1. ## newton's method?

Am i approximate 2 ^ (1/5) correctly with newton's method? (assuming x0 = 1, find x1,x2)

since 2 ^ (1/5) = x

i get the function f(x) = x^5-2
f'(x) = 5x^2

therefore, x0 = 1

x1 = 1- f(1)/f'(1) = = -2/5

but when i find x2 = -2/5 - f(2/5)/f'(2/5) = -18.67

i get a large negative number for x2 but x1 is like -2/5. Is this correct? The difference is so large :/

2. ## Re: newton's method?

Hi lc99

and also, substitutions a negative value in f(x) and f'(x) should include its negative sign....
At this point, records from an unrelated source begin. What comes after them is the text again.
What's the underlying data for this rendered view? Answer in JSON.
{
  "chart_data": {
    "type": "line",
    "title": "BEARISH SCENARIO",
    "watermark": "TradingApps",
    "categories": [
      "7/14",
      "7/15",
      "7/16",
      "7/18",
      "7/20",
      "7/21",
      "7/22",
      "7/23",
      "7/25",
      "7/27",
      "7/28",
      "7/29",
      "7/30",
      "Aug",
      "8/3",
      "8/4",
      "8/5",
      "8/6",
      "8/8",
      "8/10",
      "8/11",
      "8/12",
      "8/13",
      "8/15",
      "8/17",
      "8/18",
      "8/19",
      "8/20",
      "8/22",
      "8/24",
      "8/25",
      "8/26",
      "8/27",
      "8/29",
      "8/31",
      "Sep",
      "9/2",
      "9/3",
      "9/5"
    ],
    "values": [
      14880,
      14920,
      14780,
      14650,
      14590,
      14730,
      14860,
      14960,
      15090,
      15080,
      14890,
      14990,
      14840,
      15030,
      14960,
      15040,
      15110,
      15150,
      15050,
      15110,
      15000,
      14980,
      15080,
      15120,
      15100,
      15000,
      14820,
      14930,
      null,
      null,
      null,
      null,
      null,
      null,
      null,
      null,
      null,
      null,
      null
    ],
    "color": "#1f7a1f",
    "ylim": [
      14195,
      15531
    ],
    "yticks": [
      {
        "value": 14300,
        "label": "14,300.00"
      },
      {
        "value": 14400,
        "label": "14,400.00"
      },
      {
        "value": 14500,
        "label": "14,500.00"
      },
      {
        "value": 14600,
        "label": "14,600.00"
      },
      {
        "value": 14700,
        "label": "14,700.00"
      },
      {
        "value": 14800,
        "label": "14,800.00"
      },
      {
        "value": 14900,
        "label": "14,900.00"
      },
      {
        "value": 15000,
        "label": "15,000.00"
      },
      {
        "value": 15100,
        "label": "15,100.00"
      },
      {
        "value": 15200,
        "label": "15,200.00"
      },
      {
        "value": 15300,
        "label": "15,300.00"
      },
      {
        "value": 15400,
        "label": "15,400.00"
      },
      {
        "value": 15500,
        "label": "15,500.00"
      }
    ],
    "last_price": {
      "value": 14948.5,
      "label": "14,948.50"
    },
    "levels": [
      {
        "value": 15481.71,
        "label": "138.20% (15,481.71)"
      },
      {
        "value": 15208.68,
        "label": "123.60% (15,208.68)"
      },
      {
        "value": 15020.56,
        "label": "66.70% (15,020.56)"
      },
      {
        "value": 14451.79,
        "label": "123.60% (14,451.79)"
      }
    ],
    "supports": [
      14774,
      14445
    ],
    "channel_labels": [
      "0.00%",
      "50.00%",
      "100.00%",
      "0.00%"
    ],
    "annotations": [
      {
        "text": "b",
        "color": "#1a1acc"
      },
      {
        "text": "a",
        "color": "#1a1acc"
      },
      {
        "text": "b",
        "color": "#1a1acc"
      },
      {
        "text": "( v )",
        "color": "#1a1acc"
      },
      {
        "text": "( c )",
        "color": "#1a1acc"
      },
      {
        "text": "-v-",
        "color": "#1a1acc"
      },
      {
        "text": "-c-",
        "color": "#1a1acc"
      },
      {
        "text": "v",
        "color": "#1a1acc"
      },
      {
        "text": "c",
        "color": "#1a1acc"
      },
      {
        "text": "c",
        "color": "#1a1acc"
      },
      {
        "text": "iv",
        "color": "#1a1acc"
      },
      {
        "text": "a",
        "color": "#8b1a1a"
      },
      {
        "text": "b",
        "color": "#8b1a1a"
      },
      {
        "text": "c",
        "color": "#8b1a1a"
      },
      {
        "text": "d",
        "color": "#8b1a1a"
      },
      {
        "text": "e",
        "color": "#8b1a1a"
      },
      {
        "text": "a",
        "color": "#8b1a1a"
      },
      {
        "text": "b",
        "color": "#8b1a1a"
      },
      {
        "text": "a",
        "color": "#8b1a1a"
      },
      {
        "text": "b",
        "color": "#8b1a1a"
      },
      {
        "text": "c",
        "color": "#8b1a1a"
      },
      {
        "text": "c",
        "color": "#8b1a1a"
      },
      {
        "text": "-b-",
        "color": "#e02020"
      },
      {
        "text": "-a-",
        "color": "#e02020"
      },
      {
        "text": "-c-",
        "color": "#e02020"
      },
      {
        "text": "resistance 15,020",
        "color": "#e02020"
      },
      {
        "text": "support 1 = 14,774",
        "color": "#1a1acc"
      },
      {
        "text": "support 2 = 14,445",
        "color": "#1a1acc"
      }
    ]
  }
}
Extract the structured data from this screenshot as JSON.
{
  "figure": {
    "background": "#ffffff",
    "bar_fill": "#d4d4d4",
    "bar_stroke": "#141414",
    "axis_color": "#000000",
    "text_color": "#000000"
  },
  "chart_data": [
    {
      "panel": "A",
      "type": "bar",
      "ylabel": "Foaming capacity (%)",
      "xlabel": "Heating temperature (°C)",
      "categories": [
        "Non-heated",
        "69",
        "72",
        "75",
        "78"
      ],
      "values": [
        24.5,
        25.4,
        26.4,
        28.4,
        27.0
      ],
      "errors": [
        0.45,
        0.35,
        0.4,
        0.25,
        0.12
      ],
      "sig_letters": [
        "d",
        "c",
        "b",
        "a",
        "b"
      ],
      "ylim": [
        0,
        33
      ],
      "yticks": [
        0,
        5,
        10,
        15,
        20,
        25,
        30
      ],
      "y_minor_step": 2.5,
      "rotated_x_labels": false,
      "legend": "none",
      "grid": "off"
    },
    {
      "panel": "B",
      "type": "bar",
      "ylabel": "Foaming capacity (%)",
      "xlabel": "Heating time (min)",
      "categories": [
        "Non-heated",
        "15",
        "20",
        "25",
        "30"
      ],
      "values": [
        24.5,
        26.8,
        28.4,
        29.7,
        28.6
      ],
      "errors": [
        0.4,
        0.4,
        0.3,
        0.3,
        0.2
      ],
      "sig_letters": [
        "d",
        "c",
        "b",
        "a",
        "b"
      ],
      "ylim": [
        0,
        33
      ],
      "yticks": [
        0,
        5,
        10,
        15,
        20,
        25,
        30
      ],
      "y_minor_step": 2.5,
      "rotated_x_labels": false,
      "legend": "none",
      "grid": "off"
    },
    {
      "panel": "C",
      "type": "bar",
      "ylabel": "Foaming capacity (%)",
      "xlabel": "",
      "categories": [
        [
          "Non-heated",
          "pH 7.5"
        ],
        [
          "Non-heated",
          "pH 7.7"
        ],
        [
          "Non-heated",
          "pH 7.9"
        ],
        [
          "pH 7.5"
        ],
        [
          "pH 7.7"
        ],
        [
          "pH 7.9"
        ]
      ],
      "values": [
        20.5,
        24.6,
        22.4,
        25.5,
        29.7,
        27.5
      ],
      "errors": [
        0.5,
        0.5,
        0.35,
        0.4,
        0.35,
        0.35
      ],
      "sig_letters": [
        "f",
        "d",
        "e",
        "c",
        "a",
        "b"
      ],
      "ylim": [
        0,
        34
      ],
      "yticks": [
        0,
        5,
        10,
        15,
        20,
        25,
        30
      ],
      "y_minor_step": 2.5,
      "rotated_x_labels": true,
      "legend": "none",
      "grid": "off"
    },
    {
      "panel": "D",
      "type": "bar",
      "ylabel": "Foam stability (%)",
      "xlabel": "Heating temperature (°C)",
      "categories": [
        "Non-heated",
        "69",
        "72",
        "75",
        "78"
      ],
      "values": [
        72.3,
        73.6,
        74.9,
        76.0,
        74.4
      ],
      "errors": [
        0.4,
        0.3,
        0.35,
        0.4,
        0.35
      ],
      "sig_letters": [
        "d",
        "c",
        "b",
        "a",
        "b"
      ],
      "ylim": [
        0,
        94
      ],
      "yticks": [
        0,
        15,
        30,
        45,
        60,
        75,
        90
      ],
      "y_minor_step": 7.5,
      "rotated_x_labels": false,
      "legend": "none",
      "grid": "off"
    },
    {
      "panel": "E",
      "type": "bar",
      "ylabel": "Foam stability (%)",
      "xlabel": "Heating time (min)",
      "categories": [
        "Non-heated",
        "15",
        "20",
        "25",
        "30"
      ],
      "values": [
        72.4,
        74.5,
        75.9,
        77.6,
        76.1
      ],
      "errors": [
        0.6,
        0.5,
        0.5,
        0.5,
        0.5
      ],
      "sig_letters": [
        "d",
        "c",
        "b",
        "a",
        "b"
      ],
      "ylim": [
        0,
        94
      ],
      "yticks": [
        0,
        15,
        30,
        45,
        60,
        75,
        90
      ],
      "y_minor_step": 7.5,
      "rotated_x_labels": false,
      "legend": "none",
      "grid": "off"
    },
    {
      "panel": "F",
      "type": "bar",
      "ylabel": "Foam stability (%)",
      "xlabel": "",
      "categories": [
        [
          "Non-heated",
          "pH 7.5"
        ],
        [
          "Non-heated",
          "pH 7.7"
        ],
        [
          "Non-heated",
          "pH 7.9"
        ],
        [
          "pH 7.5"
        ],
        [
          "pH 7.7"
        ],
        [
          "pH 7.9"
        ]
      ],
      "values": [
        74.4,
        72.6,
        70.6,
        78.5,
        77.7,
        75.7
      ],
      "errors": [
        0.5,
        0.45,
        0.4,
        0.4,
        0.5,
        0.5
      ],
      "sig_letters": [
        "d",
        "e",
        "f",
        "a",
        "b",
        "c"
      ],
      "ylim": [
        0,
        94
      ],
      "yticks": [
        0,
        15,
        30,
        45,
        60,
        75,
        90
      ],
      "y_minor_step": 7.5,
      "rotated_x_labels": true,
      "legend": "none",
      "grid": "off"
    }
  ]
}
My advice in newton's method is write the whole equation first:

${x_n} = {x_{n - 1}} - \frac{{f({x_{n - 1}})}}{{f'({x_{n - 1}})}}$
thus, in this case,
${x_n} = {x_{n - 1}} - \frac{{{x_{n - 1}}^5 - 2}}{{5{x_{n - 1}}^4}}$

then you can substitute your value in this equation....

3. ## Re: newton's method?

Opps!, i mistyped it, i had it written down as 5x^4 .

4. ## Re: newton's method?

when i found x1 = 6/5, i get really big numbers when i plug it back in to find x2. The numbers get very large. Am i suppose to be able to do this without a calculator cause this problem is part a midterm exam review. On the real exam, we don't get calculators

5. ## newton's method?

Hi lc99
if you not able to use calculator, then simplify the expression is the best way to solve it....
for example in this case,
${x_n} = {x_{n - 1}} - \frac{{{x_{n - 1}}^5 - 2}}{{5{x_{n - 1}}^4}}$
${x_n} = {x_{n - 1}} - \left( \frac{{{x_{n - 1}}^5}}{{5{x_{n - 1}}^4}} - \frac{2}{{5{x_{n - 1}}^4}} \right)$
${x_n} = {x_{n - 1}} - \left( \frac{{{x_{n - 1}}}}{5} - \frac{2}{{5{x_{n - 1}}^4}} \right)$
${x_n} = \frac{4}{5}{x_{n - 1}} + \frac{2}{{5{x_{n - 1}}^4}}$
${x_2} = \frac{4}{5}\left( {\frac{6}{5}} \right) + \frac{2}{{5{{\left( {\frac{6}{5}} \right)}^4}}}$

then u can evaluate it by simplify it even more simple to get the final answer in fraction form!

6. ## newton's method?

In addition, the number in the both numerator and denomenator are getting larger because the answer is getting more precise to the ${2}^{\frac{1}{5}}$ and this is not a rational number

7. ## Re: newton's method?

Hopefully, the ones on my exam will have cleaner numbers!!